The end result of Arafat's coordinated special ops campaign is that when the Yom Kippur War started in October of 1973, the IDF was woefully short of trained infantry, especially mechanized infantry to accompany the tanks into battle. While much was made in the press of the Arabs' success at employing the new Anti—tank Guided Missiles (ATGM) such as the Soviet—made Saggers, their effect was exaggerated. What hurt the Israeli tank units the most was rushing pell—mell into the fight without a key component of the combined arms team. Later, as Ariel Sharon was staging for his attack to encircle the Egyptian 3d Army, the situation was so dire with the poorly trained and led Israeli infantry, that Sharon was forced to call on paratroopers to mount up on half—tracks to go with his tanks into the fight.

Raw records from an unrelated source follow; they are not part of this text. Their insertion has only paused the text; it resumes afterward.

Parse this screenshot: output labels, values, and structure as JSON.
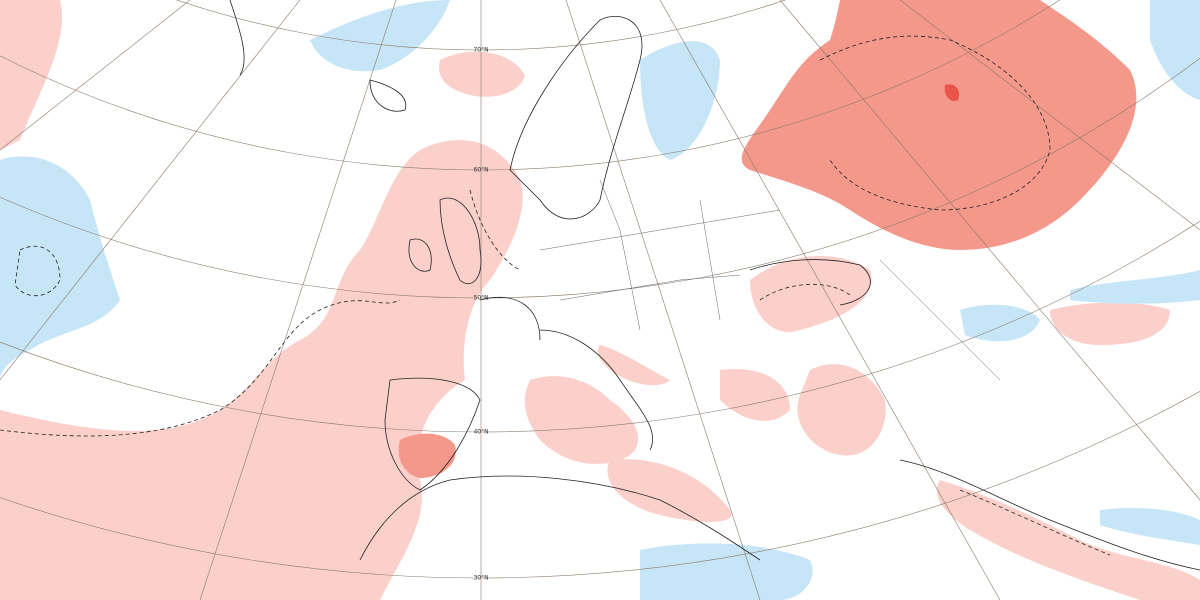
{
  "map": {
    "latitude_labels": [
      "70°N",
      "60°N",
      "50°N",
      "40°N",
      "30°N"
    ]
  }
}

The opening attack across the Suez Canal and seizing the Bar—Lev line to start the Yom Kippur War is still viewed today as one of the best planned and executed operations of the 20th century. It involved synchronized artillery, commando, and engineer attacks along with superb deception operations. Also, the Israeli plan to respond to an attack on the Bar—Lev Line with massive air strikes was negated by the Egyptian placement of their air defense batteries well forward next to the Suez Canal.
Ultimately, the Israelis drove the Egyptians from the Sinai and counterattacked along the Golan Heights to maneuver within artillery range of Damascus. But it was all a very close thing, and we can look to Yassar Arafat and his 'special operators' for strategically preparing the battlefield in a way his former Soviet teachers would be proud of.
For this and many other reasons, we should all be glad he is gone.